Concurrent Ruby?

Kyle Murphy

unread,

Jul 29, 2008, 12:17:22 AM7/29/08

to

Apologies if this is a really stupid question, I am new to programming,
but after reading about Erlang and it's speed increase on multi-core
devices I had to ask.

With Matz supposedly making Ruby 2.0 right now, is it possible to make
it concurrent like Erlang so as to take advantage of the future
multi-core devices? Thank you.
--
Posted via http://www.ruby-forum.com/.

David Masover

unread,

Jul 29, 2008, 2:55:43 AM7/29/08

to

On Monday 28 July 2008 23:17:22 Kyle Murphy wrote:
> With Matz supposedly making Ruby 2.0 right now, is it possible to make
> it concurrent like Erlang

Not like Erlang, no.

Erlang does a couple of things differently.

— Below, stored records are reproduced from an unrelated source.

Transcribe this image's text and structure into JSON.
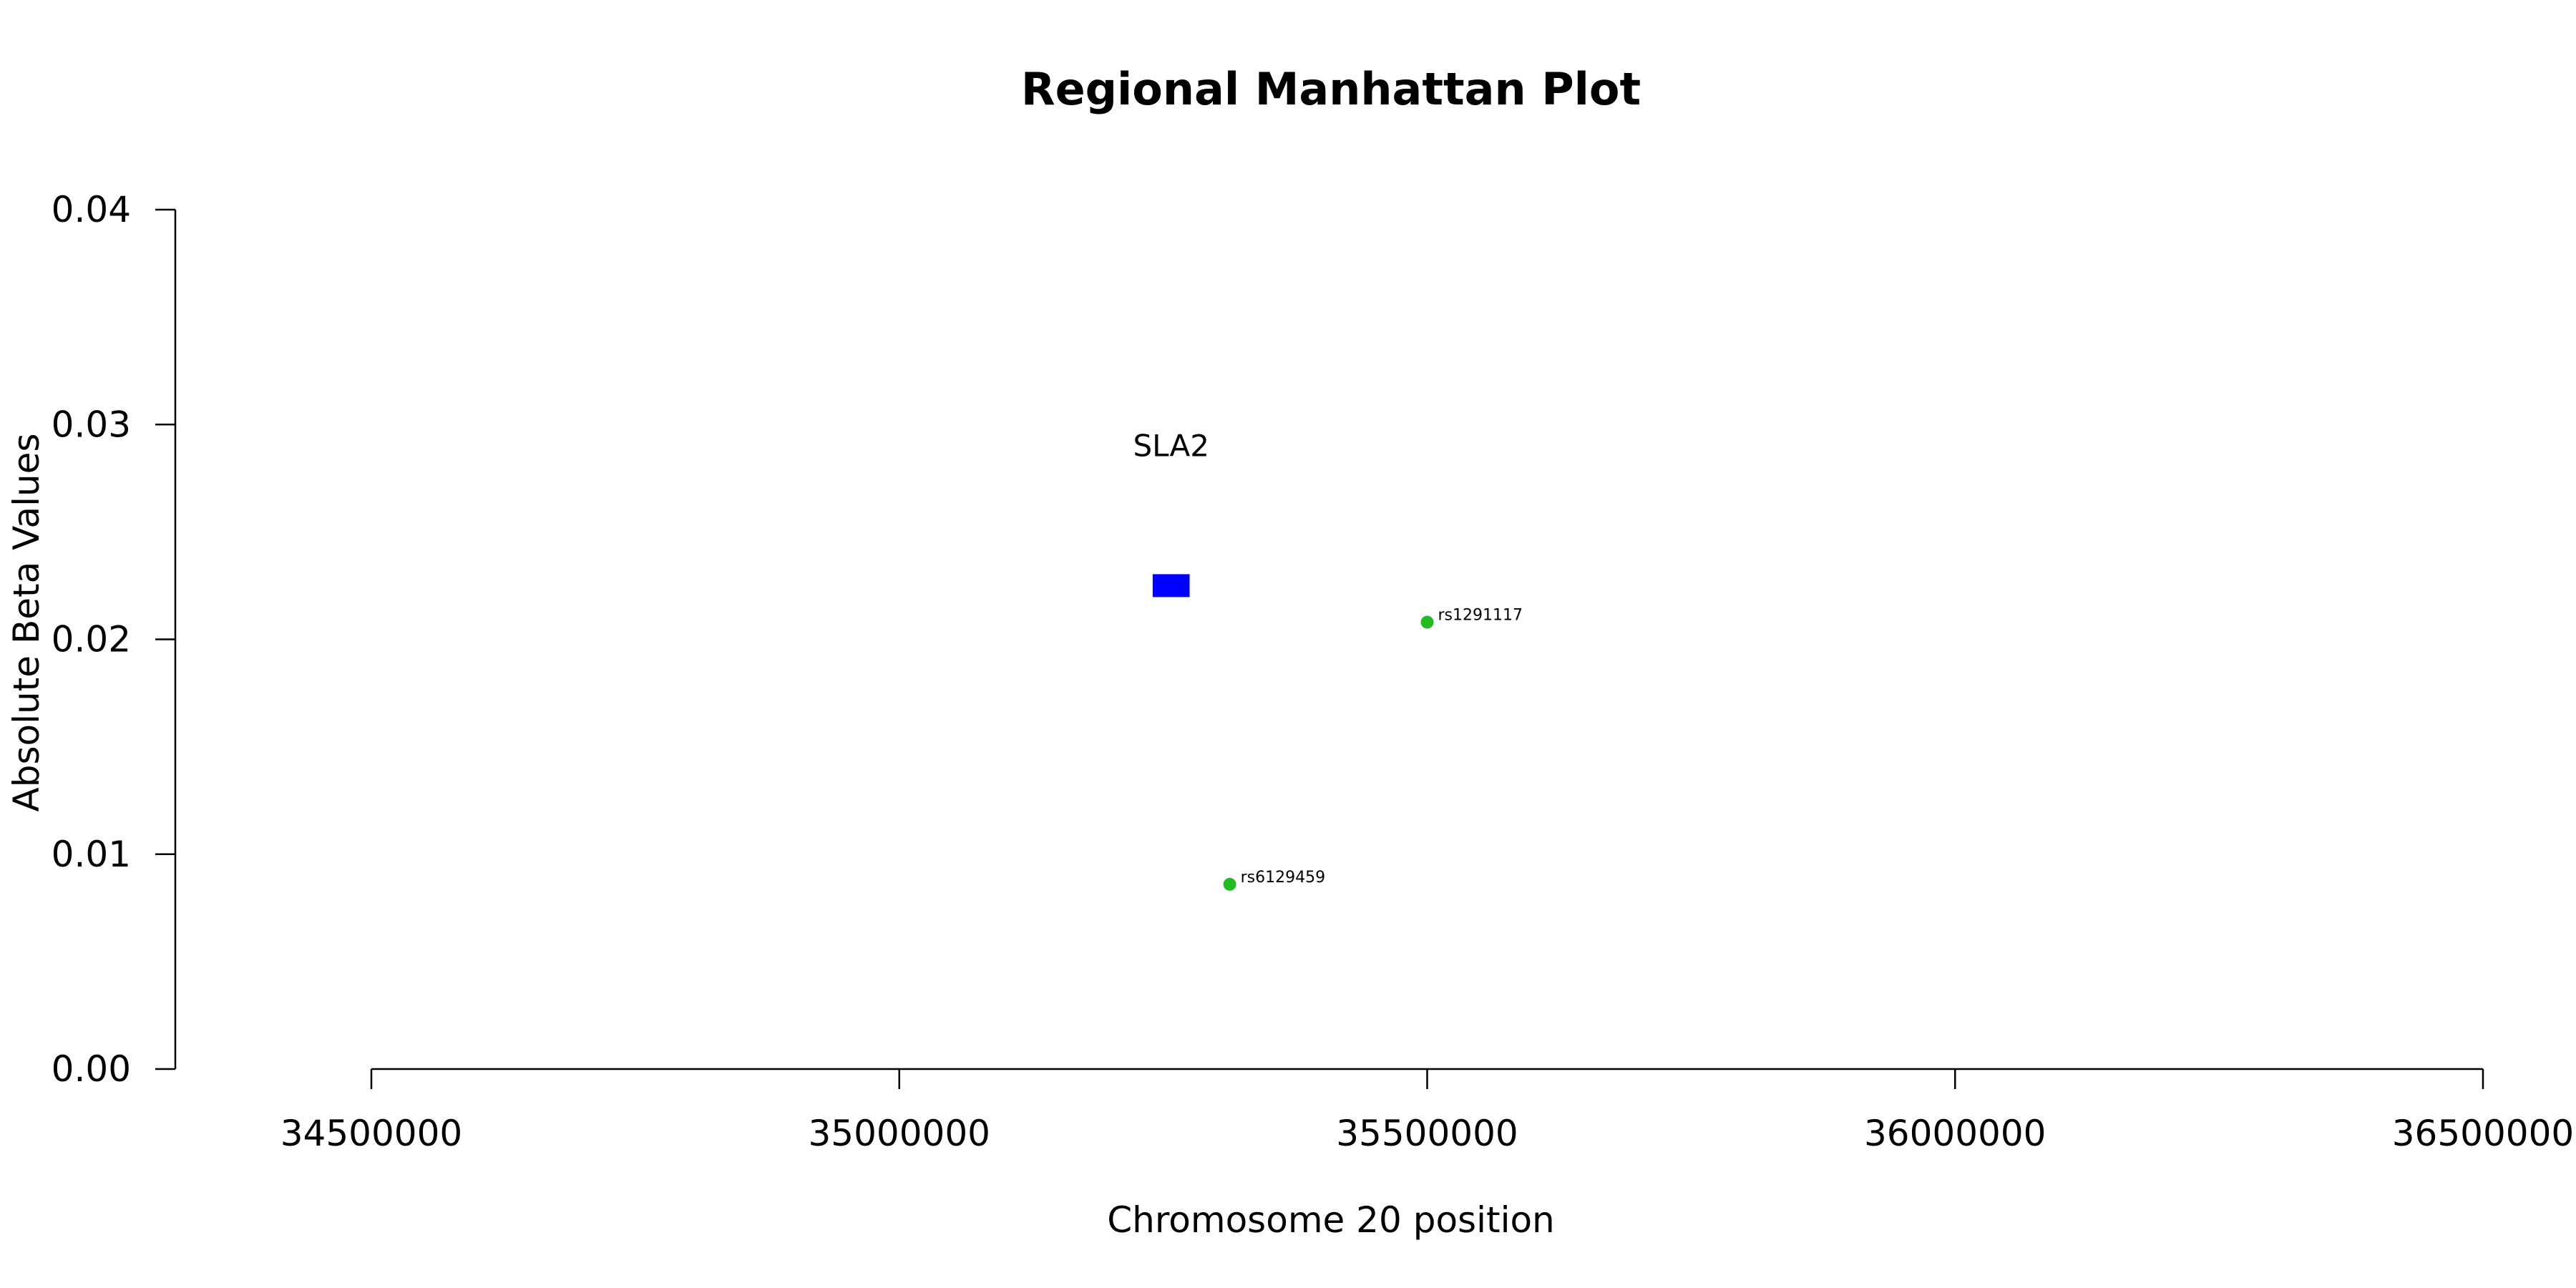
{
  "chart_data": {
    "type": "scatter",
    "title": "Regional Manhattan Plot",
    "xlabel": "Chromosome 20 position",
    "ylabel": "Absolute Beta Values",
    "xlim": [
      34500000,
      36500000
    ],
    "ylim": [
      0.0,
      0.04
    ],
    "x_ticks": [
      34500000,
      35000000,
      35500000,
      36000000,
      36500000
    ],
    "y_ticks": [
      0.0,
      0.01,
      0.02,
      0.03,
      0.04
    ],
    "x_tick_labels": [
      "34500000",
      "35000000",
      "35500000",
      "36000000",
      "36500000"
    ],
    "y_tick_labels": [
      "0.00",
      "0.01",
      "0.02",
      "0.03",
      "0.04"
    ],
    "grid": false,
    "genes": [
      {
        "name": "SLA2",
        "start": 35240000,
        "end": 35275000,
        "value": 0.0225,
        "color": "#0000ff"
      }
    ],
    "points": [
      {
        "label": "rs1291117",
        "x": 35500000,
        "y": 0.0208,
        "color": "#22bb22"
      },
      {
        "label": "rs6129459",
        "x": 35313000,
        "y": 0.0086,
        "color": "#22bb22"
      }
    ]
  }
}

The most obvious one, which makes
it so scalable, is the message-passing -- Erlang uses "processes" and
message-passing almost as a programming paradigm. We talk
about "Object-Oriented Programming"; Erlang people talk
about "Concurrency-Oriented Programming".

These are much easier to write and scale than threads, and they perform much
better than single threads.

There are a few of us working to rectify this situation, at least
semantically -- there's Revactor, Dramatis, and my own unreleased project
which I've been wasting a few weekend hours on.

Another reason, which I'm running into while working on the above project, is
that Erlang has no mutable data. It even goes so far as to make variables
single-assignment, which is just annoying, but the data structures themselves
are never changed. Take a simple (contrived) Ruby example:

def some_function(options={})
options[:foo] ||= 'Foo'
options[:bar] ||= 'Bar'
options[:foobar] ||= options[:foo] + options[:bar]

some_file.each_line do |line|
line.chomp!
line.gsub! /curses/i, '******'
puts line
end
end

See, we're changing things. Arrays, strings, whatever -- it's actually the
characters inside the string that are changing.

In Erlang, (almost) no data ever changes, you just create new data. Which
means that when you send a message to another process, it's as simple as
sending a pointer across -- which means it's not only a constant-time
operation, it's an absurdly cheap constant-time operation. So the data is
shared, but because it never changes, you don't have to lock it.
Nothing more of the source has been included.